Another issue complicating things for you is that you seem to have taken a procedural approach to the problem, rather than an object-oriented one. Symptoms of a procedural approach can include excessive function parameters (e.g. endianness
as a parameter) and global variables. The interface would be easier to use if it was wrapped in a class.
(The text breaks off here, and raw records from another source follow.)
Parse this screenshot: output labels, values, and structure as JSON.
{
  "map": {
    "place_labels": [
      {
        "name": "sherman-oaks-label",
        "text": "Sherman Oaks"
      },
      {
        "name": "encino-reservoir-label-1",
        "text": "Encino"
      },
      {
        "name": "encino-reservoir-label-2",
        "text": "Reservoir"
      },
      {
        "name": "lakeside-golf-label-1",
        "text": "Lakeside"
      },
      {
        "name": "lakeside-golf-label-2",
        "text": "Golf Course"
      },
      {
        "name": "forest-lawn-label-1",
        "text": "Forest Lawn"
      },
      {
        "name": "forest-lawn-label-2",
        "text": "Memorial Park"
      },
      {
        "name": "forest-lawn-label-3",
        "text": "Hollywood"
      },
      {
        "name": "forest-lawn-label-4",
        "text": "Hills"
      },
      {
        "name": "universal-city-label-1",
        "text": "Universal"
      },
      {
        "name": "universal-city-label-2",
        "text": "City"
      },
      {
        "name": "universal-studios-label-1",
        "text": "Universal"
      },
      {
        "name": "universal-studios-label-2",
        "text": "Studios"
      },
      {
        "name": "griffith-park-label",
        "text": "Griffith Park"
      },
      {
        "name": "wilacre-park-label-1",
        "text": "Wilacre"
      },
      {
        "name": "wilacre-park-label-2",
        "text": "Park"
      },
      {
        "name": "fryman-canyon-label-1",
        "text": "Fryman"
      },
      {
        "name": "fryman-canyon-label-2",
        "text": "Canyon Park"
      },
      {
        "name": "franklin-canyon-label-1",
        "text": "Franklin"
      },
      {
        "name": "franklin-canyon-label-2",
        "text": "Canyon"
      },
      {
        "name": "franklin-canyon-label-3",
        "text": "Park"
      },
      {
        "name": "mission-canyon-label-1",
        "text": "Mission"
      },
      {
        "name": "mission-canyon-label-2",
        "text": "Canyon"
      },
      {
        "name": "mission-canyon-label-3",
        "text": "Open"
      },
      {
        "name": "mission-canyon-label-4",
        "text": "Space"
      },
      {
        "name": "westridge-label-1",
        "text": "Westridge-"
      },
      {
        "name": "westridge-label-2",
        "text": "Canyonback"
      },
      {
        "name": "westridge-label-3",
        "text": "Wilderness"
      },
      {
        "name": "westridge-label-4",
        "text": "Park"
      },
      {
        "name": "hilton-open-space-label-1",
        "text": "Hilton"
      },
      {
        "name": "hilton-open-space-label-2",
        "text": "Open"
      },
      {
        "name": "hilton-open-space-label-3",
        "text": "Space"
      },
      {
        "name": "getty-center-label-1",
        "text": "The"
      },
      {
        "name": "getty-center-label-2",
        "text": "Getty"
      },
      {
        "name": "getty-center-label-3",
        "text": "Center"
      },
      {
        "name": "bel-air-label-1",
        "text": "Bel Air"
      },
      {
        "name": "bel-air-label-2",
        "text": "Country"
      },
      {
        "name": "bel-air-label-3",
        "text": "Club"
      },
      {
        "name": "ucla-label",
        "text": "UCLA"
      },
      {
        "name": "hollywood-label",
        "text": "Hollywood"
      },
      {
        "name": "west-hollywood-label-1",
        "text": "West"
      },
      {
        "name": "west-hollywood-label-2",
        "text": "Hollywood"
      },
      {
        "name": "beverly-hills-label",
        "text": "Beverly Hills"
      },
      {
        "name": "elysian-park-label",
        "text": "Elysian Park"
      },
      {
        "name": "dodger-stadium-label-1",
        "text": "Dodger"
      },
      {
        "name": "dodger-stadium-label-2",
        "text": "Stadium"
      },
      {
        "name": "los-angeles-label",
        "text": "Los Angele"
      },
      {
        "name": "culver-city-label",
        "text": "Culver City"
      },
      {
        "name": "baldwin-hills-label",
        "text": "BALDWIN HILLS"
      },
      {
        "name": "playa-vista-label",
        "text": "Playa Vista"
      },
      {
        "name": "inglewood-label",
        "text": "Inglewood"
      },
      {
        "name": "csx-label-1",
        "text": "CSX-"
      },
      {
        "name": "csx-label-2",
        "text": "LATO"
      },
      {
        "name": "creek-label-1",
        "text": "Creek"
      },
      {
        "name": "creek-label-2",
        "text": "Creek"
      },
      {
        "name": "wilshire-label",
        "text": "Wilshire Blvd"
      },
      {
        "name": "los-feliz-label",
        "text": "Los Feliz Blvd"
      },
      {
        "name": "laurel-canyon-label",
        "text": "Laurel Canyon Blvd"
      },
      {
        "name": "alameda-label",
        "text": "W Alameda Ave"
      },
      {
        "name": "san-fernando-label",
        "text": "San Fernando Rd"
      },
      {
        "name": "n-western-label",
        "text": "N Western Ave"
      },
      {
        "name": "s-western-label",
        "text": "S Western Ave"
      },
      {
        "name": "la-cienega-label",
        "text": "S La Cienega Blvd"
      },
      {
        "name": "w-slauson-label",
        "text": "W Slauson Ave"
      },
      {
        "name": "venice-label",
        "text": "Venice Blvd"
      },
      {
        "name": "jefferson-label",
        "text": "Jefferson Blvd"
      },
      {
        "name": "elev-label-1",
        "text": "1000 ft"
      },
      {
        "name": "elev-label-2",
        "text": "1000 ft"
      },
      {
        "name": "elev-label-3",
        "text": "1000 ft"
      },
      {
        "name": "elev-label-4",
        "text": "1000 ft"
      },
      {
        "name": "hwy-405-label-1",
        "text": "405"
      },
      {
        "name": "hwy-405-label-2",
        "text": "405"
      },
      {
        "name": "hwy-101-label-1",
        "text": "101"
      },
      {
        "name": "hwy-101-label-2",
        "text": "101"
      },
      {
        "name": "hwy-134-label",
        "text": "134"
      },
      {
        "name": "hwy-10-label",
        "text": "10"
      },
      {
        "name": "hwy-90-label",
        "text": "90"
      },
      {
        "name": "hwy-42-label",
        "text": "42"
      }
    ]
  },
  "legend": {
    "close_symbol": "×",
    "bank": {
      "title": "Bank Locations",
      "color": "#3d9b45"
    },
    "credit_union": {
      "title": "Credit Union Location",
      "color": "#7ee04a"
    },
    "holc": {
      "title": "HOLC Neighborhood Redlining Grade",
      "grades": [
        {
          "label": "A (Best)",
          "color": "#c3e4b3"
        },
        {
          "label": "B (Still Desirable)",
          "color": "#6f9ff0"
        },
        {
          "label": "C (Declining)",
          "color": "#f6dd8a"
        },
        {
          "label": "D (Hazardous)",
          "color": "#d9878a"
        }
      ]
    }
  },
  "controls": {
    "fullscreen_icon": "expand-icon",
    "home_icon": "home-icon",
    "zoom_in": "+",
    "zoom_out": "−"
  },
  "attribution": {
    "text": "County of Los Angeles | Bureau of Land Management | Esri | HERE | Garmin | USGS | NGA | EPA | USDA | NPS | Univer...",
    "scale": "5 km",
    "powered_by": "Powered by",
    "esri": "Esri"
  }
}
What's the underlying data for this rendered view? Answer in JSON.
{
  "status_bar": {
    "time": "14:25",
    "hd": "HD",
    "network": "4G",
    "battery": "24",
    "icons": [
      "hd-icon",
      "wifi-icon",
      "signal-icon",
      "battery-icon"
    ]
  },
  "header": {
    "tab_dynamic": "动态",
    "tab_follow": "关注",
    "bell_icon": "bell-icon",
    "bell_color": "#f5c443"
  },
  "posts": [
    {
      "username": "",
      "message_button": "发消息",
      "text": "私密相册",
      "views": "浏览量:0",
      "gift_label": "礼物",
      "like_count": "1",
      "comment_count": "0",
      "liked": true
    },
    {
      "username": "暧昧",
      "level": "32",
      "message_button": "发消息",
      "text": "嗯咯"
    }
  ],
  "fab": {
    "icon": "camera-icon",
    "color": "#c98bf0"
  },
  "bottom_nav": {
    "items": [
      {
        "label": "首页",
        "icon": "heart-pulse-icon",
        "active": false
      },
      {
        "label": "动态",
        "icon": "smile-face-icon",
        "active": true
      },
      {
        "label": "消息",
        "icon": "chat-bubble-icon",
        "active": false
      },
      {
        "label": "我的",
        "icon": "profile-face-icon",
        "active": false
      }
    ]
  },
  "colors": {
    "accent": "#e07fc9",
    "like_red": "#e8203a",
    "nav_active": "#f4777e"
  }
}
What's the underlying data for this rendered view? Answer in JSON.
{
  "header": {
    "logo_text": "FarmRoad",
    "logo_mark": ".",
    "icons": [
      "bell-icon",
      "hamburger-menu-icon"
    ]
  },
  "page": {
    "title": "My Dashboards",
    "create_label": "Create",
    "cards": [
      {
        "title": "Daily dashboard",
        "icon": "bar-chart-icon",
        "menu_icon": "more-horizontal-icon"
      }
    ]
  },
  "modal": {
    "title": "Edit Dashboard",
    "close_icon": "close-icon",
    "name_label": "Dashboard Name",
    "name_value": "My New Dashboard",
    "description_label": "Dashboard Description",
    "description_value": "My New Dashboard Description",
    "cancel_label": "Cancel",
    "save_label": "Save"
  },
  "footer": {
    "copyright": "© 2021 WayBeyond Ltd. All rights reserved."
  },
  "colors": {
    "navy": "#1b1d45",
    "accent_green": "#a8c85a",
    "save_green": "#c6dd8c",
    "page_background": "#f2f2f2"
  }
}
Here is a start toward declaring such a class (i.e. a start to the header file). Note that the endianness is private, and that this header has no indication of how endianness is determined. If you have good encapsulation, code outside this class will not care which platform created the file.
// Designed as a drop-in replacement for an ifstream.
// (Non-public inheritance *might* be appropriate if you want to restrict the interface.)
class IFile : public std::ifstream {
private:
File::Endian endianness;
public:
// Mimic the constructors of std::ifstream that you need.
explicit IFile(const std::string & filename);
// It should be possible to use some template magic to simplify the
// definition of these three functions, but since there are only three:
void ReadBytes(uint16_t & data) {
file.read(reinterpret_cast<char*>(&data), sizeof(data));
if (endianness == File::Endian::Big) {
data = _byteswap_ushort(data);
}
}
void ReadBytes(uint32_t & data) {
file.read(reinterpret_cast<char*>(&data), sizeof(data));
if (endianness == File::Endian::Big) {
data = _byteswap_ulong(data);
}
}
void ReadBytes(uint64_t & data) {
file.read(reinterpret_cast<char*>(&data), sizeof(data));
if (endianness == File::Endian::Big) {
data = _byteswap_uint64(data);
}
}
};
This is just a start. The interface needs more work, for one thing. Furthermore, the ReadBytes
functions could be written a bit more portably, perhaps using std::endian
instead of assuming little-endian. (Boost has an endian library that could help you make truly portable code. It even defaults to using intrinsics when they are available.)
The determination of endianness is done in the implementation (source) file. It seems like this should be done as part of opening the file. I've put that as part of the constructor for this example, but you may want more flexibility (use the ifstream
interface as a guideline). In any event, the logic for detecting the platform should not need to be accessible outside the implementation of this class. Here is a start for the implementation.
// Helper function, not needed outside this class.
// This should be either static or put into an anonymous namespace.
static File::Endian ReadEndian(std::ifstream & file) {
uint32_t platform;
file.read(reinterpret_cast<char*>(&platform), sizeof(platform));
if (platform == 1) {
return File::Endian::Little;
}
else if (platform == 2 << 24) {
return File::Endian::Big;
}
// Handle unrecognized platform here
}
IFile::IFile(const std::string & filename) : std::ifstream(filename),
endianness(ReadEndian(file))
{}
At this point, your various ReadData
functions could look like the following (without using global variables).
void ReadData(IFile & file) {
uint32_t data;
file.ReadBytes(data);
}
This is even simpler than what you were looking for since there is even less repeated code. (Casting to char*
and getting the size no longer need to be repeated everywhere.)
In summary, there are two major areas for improvement.
Both of these contribute to making it easier to safely make sweeping changes like supporting a new endianness. There is no pre-built switch to set the endianness, but it's not that hard to build one when your code is better organized.